With extension selection, we try to strike a balance between being comprehensive in our code evaluation and not being overly restrictive. There is a line we don't wish to cross, the other side of which is an environment where an engineer is inundated with messages in every file that do not actually increase their productivity or the efficiency of their code.

These are the extensions we have currently enabled:

  • flake8-print
    • Print statements can be used for debugging, but they are rarely needed in final production code.
    • The goal of this extension is to prevent debugging code from making into the codebase.
    • Print statements that are actually necessary can add a comment to ignore the rule.
  • flake8-todos
    • TODO statements are acceptable in code, but they need structure to avoid being forgotten.
    • When writing a TODO, this extension makes sure that the developer creates an associated issue, and signs the TODO with their name.
  • flake8-eradicate
    • Commenting out code is another debugging procedure that is sometimes easy to forget about; the developer may leave a secondary implementation commented out and forget to remove it entirely before creating their pull request.
  • flake8-unused-arguments
    • A function that accepts an argument must use that argument somewhere in its implementation. Otherwise the argument should be removed from the signature.
    • There are exceptions here, and this rule may be the most common use of a flake8 ignore comment:
      • cls is treated as an argument, and there are many places it is not used. This comes up most often in Pydantic validators.
      • Tests may use fixtures by including them as arguments without actually using them in the implementation of the test.
  • flake8-tidy-imports
    • Relative imports are bad, and this extension prevents them.
    • Import aliases that don't actually change the name of the import are unnecessary.

Our configuration includes some rule ignores:

  • E203: whitespace before a colon.
    • This rule conflicts with Black, so we ignore it.
  • W503: line break occurred before a binary operator.
    • This rule conflicts with Black, so we ignore it.
  • E402: module level imports not at top of file.
    • While rare, there are cases where a line of implementation must come before an import.
    • For example, a sys.path.append may be required in order for a subsequent import to work.

We also ignore some file types, which are mainly extra files which are either not our own creation or not checked into version control.

Import Sorting

Import sorting is not simply alphabetical: it organizes imports according to their relationship to the rest of the code. Python standard library packages are different from third-party libraries, which are different from first-party libraries, and this should be reflected in the organization of imports.
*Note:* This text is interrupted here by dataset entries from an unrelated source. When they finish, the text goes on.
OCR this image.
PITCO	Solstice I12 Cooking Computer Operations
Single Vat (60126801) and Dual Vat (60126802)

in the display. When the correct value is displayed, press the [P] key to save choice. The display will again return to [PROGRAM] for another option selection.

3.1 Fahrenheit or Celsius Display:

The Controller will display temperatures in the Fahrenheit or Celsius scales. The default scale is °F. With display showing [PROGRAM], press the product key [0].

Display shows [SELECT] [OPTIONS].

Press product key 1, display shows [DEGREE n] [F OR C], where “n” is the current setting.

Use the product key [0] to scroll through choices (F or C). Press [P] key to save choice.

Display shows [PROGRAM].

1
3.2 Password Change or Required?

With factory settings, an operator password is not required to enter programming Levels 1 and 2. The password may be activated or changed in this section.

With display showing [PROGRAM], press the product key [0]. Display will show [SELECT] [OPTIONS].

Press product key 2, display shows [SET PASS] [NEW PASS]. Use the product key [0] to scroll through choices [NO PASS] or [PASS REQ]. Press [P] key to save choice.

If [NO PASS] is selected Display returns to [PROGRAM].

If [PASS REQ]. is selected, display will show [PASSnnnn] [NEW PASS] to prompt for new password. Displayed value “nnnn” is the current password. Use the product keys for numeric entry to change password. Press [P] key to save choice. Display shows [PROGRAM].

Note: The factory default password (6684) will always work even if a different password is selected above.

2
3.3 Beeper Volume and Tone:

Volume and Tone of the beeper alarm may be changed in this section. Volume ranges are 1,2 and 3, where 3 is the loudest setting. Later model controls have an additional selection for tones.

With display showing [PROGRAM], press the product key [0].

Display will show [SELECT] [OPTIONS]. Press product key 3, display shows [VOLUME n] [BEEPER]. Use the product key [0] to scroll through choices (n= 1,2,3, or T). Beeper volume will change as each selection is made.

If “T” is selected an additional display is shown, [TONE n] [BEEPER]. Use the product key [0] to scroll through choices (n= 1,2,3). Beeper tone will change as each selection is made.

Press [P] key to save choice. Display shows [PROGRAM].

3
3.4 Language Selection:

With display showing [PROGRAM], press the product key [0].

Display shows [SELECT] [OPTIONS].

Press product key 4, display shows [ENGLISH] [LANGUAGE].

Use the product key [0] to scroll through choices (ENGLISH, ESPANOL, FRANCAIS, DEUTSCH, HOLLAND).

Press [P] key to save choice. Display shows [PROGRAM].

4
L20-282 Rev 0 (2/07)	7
This is the goal of an import sorter.

For readability, it also sorts import ... lines and from ... import ... lines within a logical block, and roughly sorts imports within a logical block alphabetically.

The tool of choice for this, again as something of a default in the Python community, is isort.

As a developer, don't try to sort your imports manually. When you need a new import, throw it at the top of the file, save the file, and let isort organize it for you.

There is one caveat here: isort cannot reach beyond the first bit of implementation code to retrieve imports and put them at the top of the file. Because of this, new imports should always be placed at the top of the file first, unless for some reason it is necessary to place the import after the definition of some function, class, or constant. This should be incredibly rare.

Type Checking

We have gone over the benefits of type checking in another article. We have also justified our selection of type checker, Pyright, in the same article.

Configuration

Configuration values for all of the above tools are held in pyproject.toml. This file is gitignored because it is auto-generated by our CLI when an environment is "activated".